Sincan olayı ile ilgili olarak, dönemin Genelkurmay Başkanı Org. İsmail Hakkı Karadayı’nın 25.06.2012 tarinde Komisyonumuza verdiği bilgilerde
“ Tankların yürüdüğünden haberinin olmadığını ” öne sürmüştür.99
Öte yandan, 08.10.2012 tarihli dinlemede Kadir Sarmusak da tankların geçişinden önce Dz.K.K.lığı personelinin haberdar edildiğini ifade etmiştir.100
_ Sendika eylemleri ve Cumhuriyet mitingleri:
İşçi sendikalarının bu dönemde toplumsal muhalefetin önemli bir unsuru olduğu görülmüştür.

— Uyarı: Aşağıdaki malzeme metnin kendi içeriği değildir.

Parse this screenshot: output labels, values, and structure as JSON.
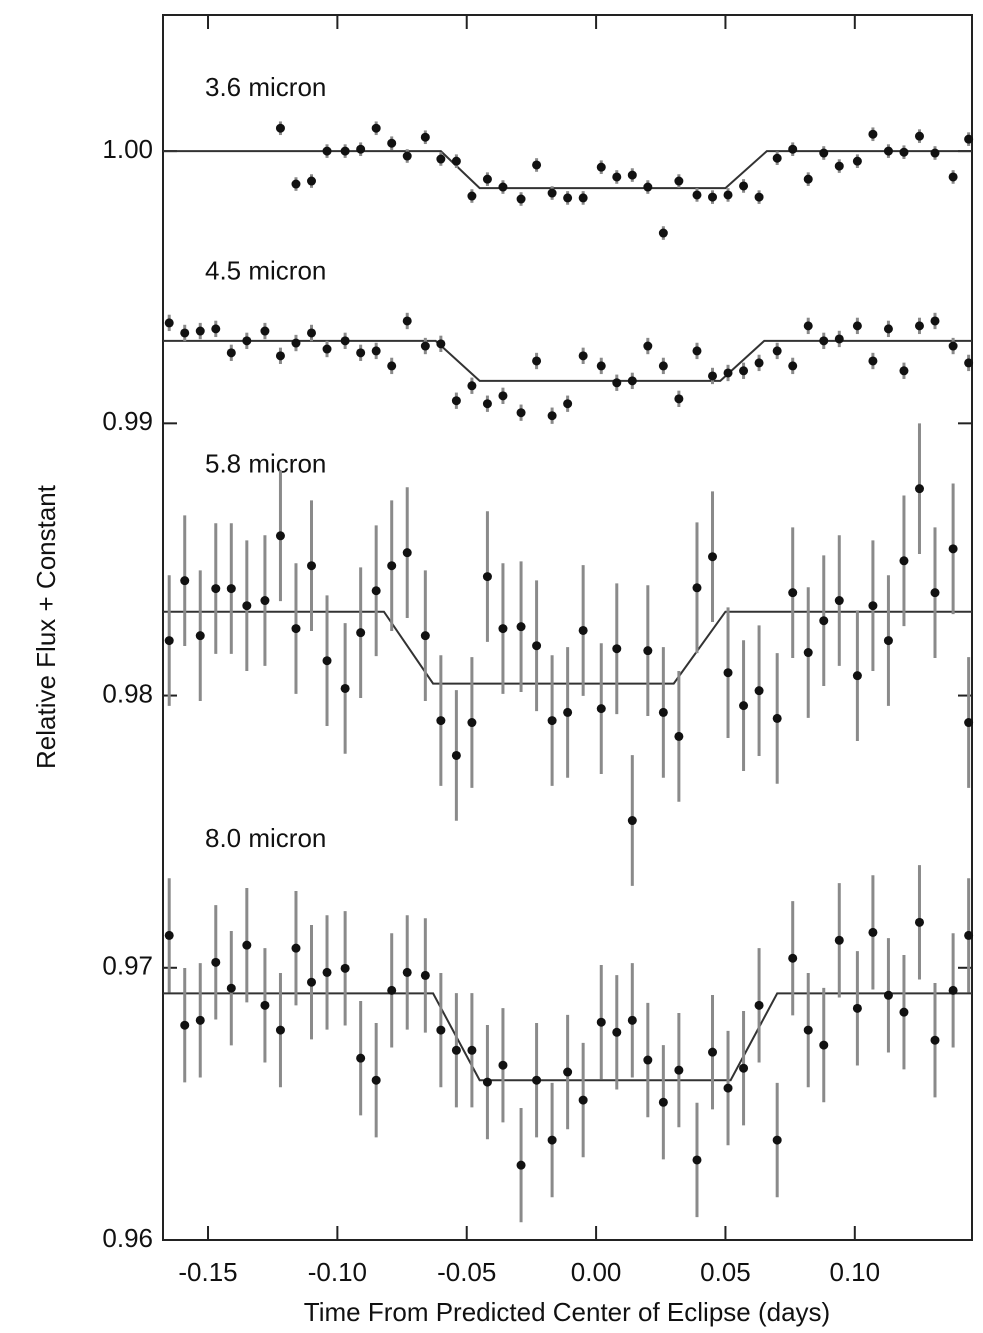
{
  "chart_data": {
    "type": "scatter",
    "xlabel": "Time From Predicted Center of Eclipse (days)",
    "ylabel": "Relative Flux + Constant",
    "xlim": [
      -0.1674,
      0.1453
    ],
    "ylim": [
      0.96,
      1.005
    ],
    "xticks": [
      -0.15,
      {
        "value": -0.1,
        "label": "-0.10"
      },
      -0.05,
      {
        "value": 0,
        "label": "0.00"
      },
      0.05,
      {
        "value": 0.1,
        "label": "0.10"
      }
    ],
    "yticks": [
      0.96,
      0.97,
      0.98,
      0.99,
      {
        "value": 1,
        "label": "1.00"
      }
    ],
    "x": [
      -0.165,
      -0.159,
      -0.153,
      -0.147,
      -0.141,
      -0.135,
      -0.128,
      -0.122,
      -0.116,
      -0.11,
      -0.104,
      -0.097,
      -0.091,
      -0.085,
      -0.079,
      -0.073,
      -0.066,
      -0.06,
      -0.054,
      -0.048,
      -0.042,
      -0.036,
      -0.029,
      -0.023,
      -0.017,
      -0.011,
      -0.005,
      0.002,
      0.008,
      0.014,
      0.02,
      0.026,
      0.032,
      0.039,
      0.045,
      0.051,
      0.057,
      0.063,
      0.07,
      0.076,
      0.082,
      0.088,
      0.094,
      0.101,
      0.107,
      0.113,
      0.119,
      0.125,
      0.131,
      0.138,
      0.144
    ],
    "series": [
      {
        "name": "3.6 micron",
        "color": "#111111",
        "error_color": "#8a8a8a",
        "error": 0.00025,
        "values": [
          null,
          null,
          null,
          null,
          null,
          null,
          null,
          1.00084,
          0.99879,
          0.9989,
          1.0,
          1.0,
          1.00007,
          1.00084,
          1.00029,
          0.99982,
          1.00051,
          0.99971,
          0.99963,
          0.99835,
          0.99897,
          0.99868,
          0.99824,
          0.99949,
          0.99846,
          0.99828,
          0.99828,
          0.99941,
          0.99905,
          0.99912,
          0.99868,
          0.99699,
          0.9989,
          0.99839,
          0.99831,
          0.99839,
          0.99872,
          0.99831,
          0.99974,
          1.00007,
          0.99897,
          0.99993,
          0.99945,
          0.99963,
          1.00062,
          1.0,
          0.99996,
          1.00055,
          0.99993,
          0.99905,
          1.00044
        ],
        "model": {
          "x": [
            -0.1674,
            -0.06,
            -0.045,
            0.05,
            0.066,
            0.1453
          ],
          "values": [
            1.0,
            1.0,
            0.99864,
            0.99864,
            1.0,
            1.0
          ]
        }
      },
      {
        "name": "4.5 micron",
        "color": "#111111",
        "error_color": "#8a8a8a",
        "error": 0.0003,
        "values": [
          0.99369,
          0.99332,
          0.99339,
          0.99347,
          0.99259,
          0.99303,
          0.99339,
          0.99248,
          0.99295,
          0.99332,
          0.99273,
          0.99303,
          0.99259,
          0.99266,
          0.99211,
          0.99376,
          0.99284,
          0.99292,
          0.99083,
          0.99138,
          0.99072,
          0.99101,
          0.99039,
          0.99229,
          0.99028,
          0.99072,
          0.99248,
          0.99211,
          0.99149,
          0.99156,
          0.99284,
          0.99211,
          0.9909,
          0.99266,
          0.99174,
          0.99185,
          0.99193,
          0.99222,
          0.99266,
          0.99211,
          0.99358,
          0.99303,
          0.9931,
          0.99358,
          0.99229,
          0.99347,
          0.99193,
          0.99358,
          0.99376,
          0.99284,
          0.99222
        ],
        "model": {
          "x": [
            -0.1674,
            -0.062,
            -0.045,
            0.048,
            0.065,
            0.1453
          ],
          "values": [
            0.99303,
            0.99303,
            0.99156,
            0.99156,
            0.99303,
            0.99303
          ]
        }
      },
      {
        "name": "5.8 micron",
        "color": "#111111",
        "error_color": "#8a8a8a",
        "error": 0.0024,
        "values": [
          0.98202,
          0.98422,
          0.9822,
          0.98393,
          0.98393,
          0.9833,
          0.98349,
          0.98587,
          0.98246,
          0.98477,
          0.98128,
          0.98026,
          0.98231,
          0.98385,
          0.98477,
          0.98525,
          0.9822,
          0.97908,
          0.9778,
          0.97901,
          0.98437,
          0.98246,
          0.98253,
          0.98183,
          0.97908,
          0.97938,
          0.98239,
          0.97952,
          0.98172,
          0.97541,
          0.98165,
          0.97938,
          0.9785,
          0.98396,
          0.9851,
          0.98084,
          0.97963,
          0.98018,
          0.97916,
          0.98378,
          0.98158,
          0.98275,
          0.98349,
          0.98073,
          0.9833,
          0.98202,
          0.98495,
          0.9876,
          0.98378,
          0.98539,
          0.97901
        ],
        "model": {
          "x": [
            -0.1674,
            -0.082,
            -0.063,
            0.03,
            0.05,
            0.1453
          ],
          "values": [
            0.98308,
            0.98308,
            0.98044,
            0.98044,
            0.98308,
            0.98308
          ]
        }
      },
      {
        "name": "8.0 micron",
        "color": "#111111",
        "error_color": "#8a8a8a",
        "error": 0.0021,
        "values": [
          0.97119,
          0.96789,
          0.96807,
          0.9702,
          0.96925,
          0.97083,
          0.96862,
          0.96771,
          0.97072,
          0.96947,
          0.96983,
          0.96998,
          0.96668,
          0.96587,
          0.96917,
          0.96983,
          0.96972,
          0.96771,
          0.96697,
          0.96697,
          0.9658,
          0.96642,
          0.96275,
          0.96587,
          0.96367,
          0.96617,
          0.96514,
          0.968,
          0.96763,
          0.96807,
          0.96661,
          0.96506,
          0.96624,
          0.96294,
          0.9669,
          0.96558,
          0.96631,
          0.96862,
          0.96367,
          0.97035,
          0.96771,
          0.96716,
          0.97101,
          0.96851,
          0.9713,
          0.96899,
          0.96837,
          0.97167,
          0.96734,
          0.96917,
          0.97119
        ],
        "model": {
          "x": [
            -0.1674,
            -0.063,
            -0.045,
            0.052,
            0.07,
            0.1453
          ],
          "values": [
            0.96906,
            0.96906,
            0.96587,
            0.96587,
            0.96906,
            0.96906
          ]
        }
      }
    ]
  }
}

Buna mukabil, TÜSİAD,101 yayınladığı raporlarla bu süreci
desteklemiştir.
TÜRK-İŞ Yönetim Kurulu, REFAH-YOL Hükümet Programının açıklanmasının hemen ardından 10 Temmuz 1996 tarihinde Başbakan Erbakan’a bir mektup
göndermiştir. Mektupta; 12 Eylül 1980 sonrasında kabul edilen mevzuatla birçok temel hak ve sendikal hak ve özgürlükler üzerindeki kısıtlamaların devam
ettiği vurgulanarak, çalışma mevzuatının ILO Sözleşmeleri ile uyumlu hale getirilmesi, SSK’nın mali sorunlarının çözümlenmesi, terörle etkin şekilde mücadele edilmesi, yüzde 82,9’a çıkan enflasyon oranı altında ezilen çalışan ve emeklilerin satınalma güçlerinin iyileştirilmesi, kaçak işçilik ve taşeronlaşmanın
önlenmesi vb. talepler dile getirilmiştir.

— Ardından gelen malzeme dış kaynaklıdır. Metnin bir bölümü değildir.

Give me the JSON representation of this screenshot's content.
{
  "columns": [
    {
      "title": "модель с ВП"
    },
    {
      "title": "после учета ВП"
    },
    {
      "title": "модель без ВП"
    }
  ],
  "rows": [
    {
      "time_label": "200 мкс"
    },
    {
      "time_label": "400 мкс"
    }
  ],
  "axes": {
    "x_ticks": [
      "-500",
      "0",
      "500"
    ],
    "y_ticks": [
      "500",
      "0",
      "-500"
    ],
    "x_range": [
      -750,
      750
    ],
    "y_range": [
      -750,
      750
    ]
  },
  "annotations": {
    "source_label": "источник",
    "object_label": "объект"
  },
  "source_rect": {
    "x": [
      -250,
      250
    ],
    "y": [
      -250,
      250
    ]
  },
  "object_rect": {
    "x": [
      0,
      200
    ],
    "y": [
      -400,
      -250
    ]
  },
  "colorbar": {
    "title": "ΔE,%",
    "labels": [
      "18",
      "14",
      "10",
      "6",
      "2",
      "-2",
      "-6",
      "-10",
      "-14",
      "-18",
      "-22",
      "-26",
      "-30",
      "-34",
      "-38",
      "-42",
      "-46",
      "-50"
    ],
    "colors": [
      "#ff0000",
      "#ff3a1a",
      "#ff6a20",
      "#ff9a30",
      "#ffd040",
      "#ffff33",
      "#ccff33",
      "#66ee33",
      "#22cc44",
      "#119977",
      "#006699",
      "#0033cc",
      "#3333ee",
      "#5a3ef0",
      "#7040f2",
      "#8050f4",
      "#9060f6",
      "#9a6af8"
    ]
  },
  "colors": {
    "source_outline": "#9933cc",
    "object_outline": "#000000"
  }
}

6 Ekim 1996 tarihinde yapılan TÜRK-İŞ 17. Olağan Genel Kurulu sonucunda yayımlanan Görüş ve Talepler başlıklı basın bildirisinde, “Demokratikleşme”

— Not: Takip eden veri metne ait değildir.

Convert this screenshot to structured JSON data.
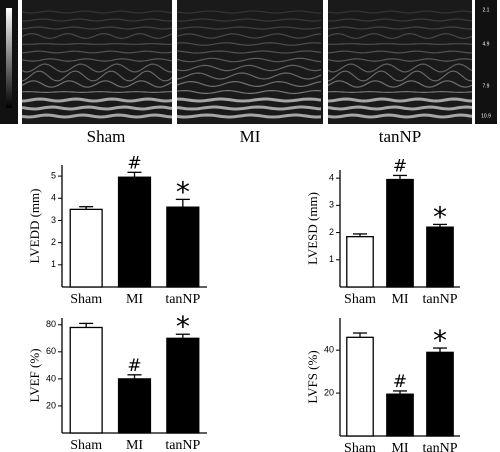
{
  "images": {
    "labels": [
      "Sham",
      "MI",
      "tanNP"
    ],
    "scale_labels": [
      "2.1",
      "4.9",
      "7.9",
      "10.9"
    ]
  },
  "chart_data": [
    {
      "type": "bar",
      "ylabel": "LVEDD (mm)",
      "categories": [
        "Sham",
        "MI",
        "tanNP"
      ],
      "values": [
        3.5,
        4.95,
        3.6
      ],
      "errors": [
        0.12,
        0.22,
        0.35
      ],
      "annotations": [
        null,
        "#",
        "*"
      ],
      "colors": [
        "#ffffff",
        "#000000",
        "#000000"
      ],
      "ylim": [
        0,
        5.5
      ],
      "yticks": [
        1,
        2,
        3,
        4,
        5
      ]
    },
    {
      "type": "bar",
      "ylabel": "LVESD (mm)",
      "categories": [
        "Sham",
        "MI",
        "tanNP"
      ],
      "values": [
        1.85,
        3.95,
        2.2
      ],
      "errors": [
        0.1,
        0.15,
        0.1
      ],
      "annotations": [
        null,
        "#",
        "*"
      ],
      "colors": [
        "#ffffff",
        "#000000",
        "#000000"
      ],
      "ylim": [
        0,
        4.3
      ],
      "yticks": [
        1,
        2,
        3,
        4
      ]
    },
    {
      "type": "bar",
      "ylabel": "LVEF (%)",
      "categories": [
        "Sham",
        "MI",
        "tanNP"
      ],
      "values": [
        78,
        40,
        70
      ],
      "errors": [
        3,
        3,
        3
      ],
      "annotations": [
        null,
        "#",
        "*"
      ],
      "colors": [
        "#ffffff",
        "#000000",
        "#000000"
      ],
      "ylim": [
        0,
        85
      ],
      "yticks": [
        20,
        40,
        60,
        80
      ]
    },
    {
      "type": "bar",
      "ylabel": "LVFS (%)",
      "categories": [
        "Sham",
        "MI",
        "tanNP"
      ],
      "values": [
        46,
        19.5,
        39
      ],
      "errors": [
        2,
        1.5,
        2
      ],
      "annotations": [
        null,
        "#",
        "*"
      ],
      "colors": [
        "#ffffff",
        "#000000",
        "#000000"
      ],
      "ylim": [
        0,
        55
      ],
      "yticks": [
        20,
        40
      ]
    }
  ]
}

başlığı altında, çeşitli siyasi taleplerin yanı sıra, “dini eğitim ve öğretimde devletin gözetim ve denetimi etkinleştirilmelidir” ifadesi yer almıştır.
TÜRK-İŞ’in, Temmuz-Kasım 1996 ayındaki hükümete yönelik sözkonusu tutumu, Susurluk olayının ardından, Aralık 1996 ayından itibaren iyiden iyiye değişmeye başlamıştır. Bu çerçevede, Genel Merkezi İstanbul’da olan sendikaların yöneticileri, işyeri temsilcileri ve işyerlerinden katılan büyük bir işçi grubu, Taksim Atatürk Anıtı’na yürümüş ve Anıta çelenk koyarak “Temiz Toplum, Temiz Siyaset” çağrısında bulunmuş; 21 Aralık 1996 tarihinde ise TÜRK-İŞ
Başkanlar Kurulunca alınan karar kapsamında “Türkiye’ye Sahip Çık” kapalı salon toplantısı İstanbul Bostancı Gösteri Merkezi’nde yapılmıştır.102
27 Aralık 1996 tarihinde TÜRK-İŞ heyetinin Cumhurbaşkanı Demirel’e yaptıkları ziyarette, hükümetin başta işçiler olmak üzere çalışanların ve halkın sorunlarını
çözmede başarısız olduğu, demokratikleşme yönünde hiçbir somut adım atılamadığı, başta işçiler olmak üzere, çalışanların ücretlerinde enflasyon nedeniyle ücretlerdeki büyük aşınma meydana geldiği, işsizliğin arttığı dile getirilerek, bu hususları içeren bir mektup takdim edilmiştir. Mektupta, ayrıca, REFAH-YOL hükümetinin 18 Ekim 1996 tarihli Resmi Gazete’de yayımlanan karar uyarınca zorunlu emekliliği yeniden başlatması, taşeronluk sistemi ve özelleştirme uygulamaları eleştirilmiş, Cumhurbaşkanından mafya ve çetelerle ilişkiler ve uyuşturucu kaçakçılığı konusundaki iddiaların ciddiyetle soruşturulması istenmiştir.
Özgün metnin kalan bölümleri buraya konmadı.